As many readers know I live in Australia and the leaves are starting to turn and I need to get out the rake. This block is in the rich colours of Autumn as Canberra has some wonderful non-native trees that turn many shades at this time of the year.
Also on the block is a little shamrock to mark St Patricks Day as Jerry was playing for the local Irish Dancers in a local “Irish” pub this year. He plays this Gig every year as its a bit of tradition and its always fun.
Click on the block for a larger image
Well here in the USA, Atlanta, Georgia, its Spring and everything is blooming. We didn’t have much of a Winter and have had an early Spring. Your work is too beautiful. I will sign up for a class to find out how you can accomplish such wonderful stitching.
Native Australian trees don’t turn red in the fall? A lot of trees here are developing a red glow (along with the light green glowing trees) as they are budding out (leaves and flowers).
Beautiful block! I love the emphasis on reds rather than oranges for autumn (just because I like reds more than oranges).

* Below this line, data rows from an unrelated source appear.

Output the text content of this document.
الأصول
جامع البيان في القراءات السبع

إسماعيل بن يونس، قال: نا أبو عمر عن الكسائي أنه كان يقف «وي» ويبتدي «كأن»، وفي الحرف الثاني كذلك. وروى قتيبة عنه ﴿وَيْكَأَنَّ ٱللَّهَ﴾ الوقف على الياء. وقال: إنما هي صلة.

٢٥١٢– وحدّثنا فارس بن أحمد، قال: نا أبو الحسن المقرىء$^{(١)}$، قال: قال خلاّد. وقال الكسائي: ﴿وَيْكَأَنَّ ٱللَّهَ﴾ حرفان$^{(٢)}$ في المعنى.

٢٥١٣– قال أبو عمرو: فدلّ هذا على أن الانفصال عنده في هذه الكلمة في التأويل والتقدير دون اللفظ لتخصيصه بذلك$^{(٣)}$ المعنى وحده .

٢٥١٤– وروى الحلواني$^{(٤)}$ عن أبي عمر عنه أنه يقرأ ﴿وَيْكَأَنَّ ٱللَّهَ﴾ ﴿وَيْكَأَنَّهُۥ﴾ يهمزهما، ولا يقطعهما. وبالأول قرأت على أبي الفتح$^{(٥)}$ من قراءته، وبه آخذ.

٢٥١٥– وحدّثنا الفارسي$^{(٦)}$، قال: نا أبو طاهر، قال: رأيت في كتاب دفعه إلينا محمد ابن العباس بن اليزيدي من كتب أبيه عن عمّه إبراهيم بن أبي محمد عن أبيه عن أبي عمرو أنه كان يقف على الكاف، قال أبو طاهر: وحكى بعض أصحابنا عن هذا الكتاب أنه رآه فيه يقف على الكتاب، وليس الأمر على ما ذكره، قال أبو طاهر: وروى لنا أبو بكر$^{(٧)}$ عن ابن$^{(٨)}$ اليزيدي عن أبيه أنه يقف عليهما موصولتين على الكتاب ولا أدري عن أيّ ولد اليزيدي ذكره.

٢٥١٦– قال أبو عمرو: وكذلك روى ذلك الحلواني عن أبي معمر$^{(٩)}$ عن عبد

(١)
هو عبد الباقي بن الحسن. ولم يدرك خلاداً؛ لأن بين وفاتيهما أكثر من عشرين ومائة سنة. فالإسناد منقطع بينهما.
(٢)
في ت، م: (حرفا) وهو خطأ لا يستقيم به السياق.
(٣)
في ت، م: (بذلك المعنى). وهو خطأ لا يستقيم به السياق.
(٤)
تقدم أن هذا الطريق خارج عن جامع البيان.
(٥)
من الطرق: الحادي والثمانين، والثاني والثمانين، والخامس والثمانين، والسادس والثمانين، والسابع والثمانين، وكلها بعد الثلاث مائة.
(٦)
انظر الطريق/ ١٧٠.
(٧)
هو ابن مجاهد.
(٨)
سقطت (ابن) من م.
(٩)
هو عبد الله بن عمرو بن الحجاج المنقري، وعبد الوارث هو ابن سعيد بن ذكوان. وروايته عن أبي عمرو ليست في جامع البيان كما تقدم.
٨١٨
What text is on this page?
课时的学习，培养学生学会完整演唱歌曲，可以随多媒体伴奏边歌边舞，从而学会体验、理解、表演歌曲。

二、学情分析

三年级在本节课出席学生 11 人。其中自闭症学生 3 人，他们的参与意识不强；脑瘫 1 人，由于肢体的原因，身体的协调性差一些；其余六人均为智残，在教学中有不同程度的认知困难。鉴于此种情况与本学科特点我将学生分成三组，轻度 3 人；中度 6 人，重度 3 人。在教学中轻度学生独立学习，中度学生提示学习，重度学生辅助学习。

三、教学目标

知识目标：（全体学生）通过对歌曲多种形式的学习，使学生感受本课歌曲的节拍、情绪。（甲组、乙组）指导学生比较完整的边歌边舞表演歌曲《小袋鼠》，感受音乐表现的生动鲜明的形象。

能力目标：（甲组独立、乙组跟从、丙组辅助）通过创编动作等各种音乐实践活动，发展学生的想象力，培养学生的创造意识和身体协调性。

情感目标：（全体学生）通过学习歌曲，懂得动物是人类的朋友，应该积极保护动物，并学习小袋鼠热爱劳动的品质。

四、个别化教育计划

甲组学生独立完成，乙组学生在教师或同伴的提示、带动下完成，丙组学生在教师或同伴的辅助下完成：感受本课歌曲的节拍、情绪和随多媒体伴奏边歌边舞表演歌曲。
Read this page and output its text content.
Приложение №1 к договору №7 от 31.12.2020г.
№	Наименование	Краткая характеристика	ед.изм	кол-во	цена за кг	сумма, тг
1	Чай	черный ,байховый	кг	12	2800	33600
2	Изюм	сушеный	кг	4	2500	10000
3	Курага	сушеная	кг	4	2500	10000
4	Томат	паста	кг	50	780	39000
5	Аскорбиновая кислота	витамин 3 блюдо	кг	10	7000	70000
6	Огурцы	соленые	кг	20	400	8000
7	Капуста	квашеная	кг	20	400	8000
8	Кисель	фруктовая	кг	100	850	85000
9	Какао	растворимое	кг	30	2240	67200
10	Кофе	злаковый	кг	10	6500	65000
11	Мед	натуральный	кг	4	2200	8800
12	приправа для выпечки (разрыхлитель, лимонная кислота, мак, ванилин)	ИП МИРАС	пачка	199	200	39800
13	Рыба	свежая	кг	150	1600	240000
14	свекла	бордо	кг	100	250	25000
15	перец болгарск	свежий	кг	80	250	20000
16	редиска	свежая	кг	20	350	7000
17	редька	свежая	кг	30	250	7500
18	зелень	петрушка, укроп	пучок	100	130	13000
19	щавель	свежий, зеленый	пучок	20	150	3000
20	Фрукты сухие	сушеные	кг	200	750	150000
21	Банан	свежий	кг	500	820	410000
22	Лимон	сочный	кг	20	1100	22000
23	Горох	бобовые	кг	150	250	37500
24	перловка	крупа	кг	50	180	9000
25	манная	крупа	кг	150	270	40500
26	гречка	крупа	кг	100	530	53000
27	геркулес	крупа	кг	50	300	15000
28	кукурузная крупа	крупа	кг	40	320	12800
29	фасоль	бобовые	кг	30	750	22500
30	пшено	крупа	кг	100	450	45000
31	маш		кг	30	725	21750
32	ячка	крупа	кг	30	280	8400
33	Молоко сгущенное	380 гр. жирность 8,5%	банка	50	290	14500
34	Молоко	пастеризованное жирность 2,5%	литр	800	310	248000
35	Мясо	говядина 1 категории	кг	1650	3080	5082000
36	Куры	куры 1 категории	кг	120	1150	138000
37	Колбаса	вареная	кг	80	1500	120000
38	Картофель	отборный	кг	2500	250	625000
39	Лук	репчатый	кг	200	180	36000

The top left and lower right tan/light brown patches seem to drop away to my eyes. I was wondering if it is just my eyes, or if it is an intentional thing. It really took looking at this a while before those patches registered. I noticed the ribbon embroidery and shamrock right away, then the seam treatments (including the brown lace) and then the other patches (then the buttons/charms, them more of them -silver? :^D) , but I was still registering those two patches as behind the block, rather than part of it, even though you have the ribbon embroider and lace on them! It startled me when I realized this. I winder if this would be the case if I saw it in context with other blocks. Is this just another kind of resting/restful area than the unstitched blue patches (which I fine very restful)? Maybe I need to take your class again. (Definitely will reread it!)
Interesting that you pick up on the aspect of space coming forward or receding I was trying to evoke a mood of falling – not a literal tumble but a mood, a hint, nuanced. So I was really pleased when you said that.